Summary. The manuscript introduces OneWM-VLA, a VLA architecture that compresses each visual frame into a single semantic token via Adaptive Attention Pooling and jointly predicts the resulting latent stream and action trajectory under a single flow-matching objective on a frozen π₀ (2B) backbone with 14.71M LoRA parameters. It reports empirical success-rate gains over the base π₀ model on MetaWorld MT50 (47.9% → 61.3%), LIBERO-Long (85.2% → 95.6%), and a real-robot Fold Cloth task (20.0% → 60.0%), concluding that per-frame visual bandwidth can be reduced to one token without compromising long-horizon performance.

Significance. If the single-token compression is shown to be sufficient, the result would be significant for efficient world-model design in VLAs, demonstrating that high visual bandwidth is not required for long-horizon rollouts under constrained adaptation budgets.
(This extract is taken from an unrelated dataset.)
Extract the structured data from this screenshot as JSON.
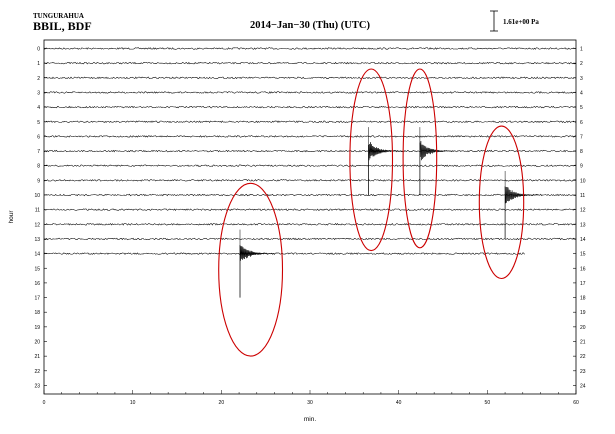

The multi-benchmark evaluation, including real-robot deployment, strengthens the practical relevance; however, the lack of controls isolating the token reduction from the mere addition of a world-model coupling limits attribution of the gains.

major comments (2)
  1. [Abstract / Experiments] Abstract and Experiments section: the central claim that single-token compression 'without compromising long-horizon performance' is not supported by the reported comparisons, which are only against the base π₀ model (no world module) rather than against an otherwise identical multi-token (k>1) world-model variant trained under the same flow-matching objective and LoRA adaptation.
  2. [Methods / Experiments] Methods and Experiments: no ablation studies, training details, or error bars are provided to isolate the contribution of Adaptive Attention Pooling and the single-token latent stream from other unstated changes in the world-model coupling or objective.
minor comments (2)
  1. [Abstract] The LoRA parameter count (14.71M) is stated without a breakdown of which modules receive adaptation or a comparison to full fine-tuning cost.
  2. [Methods] Notation for the Adaptive Attention Pooling mechanism and the flow-matching objective should be defined more explicitly with equations to allow reproduction.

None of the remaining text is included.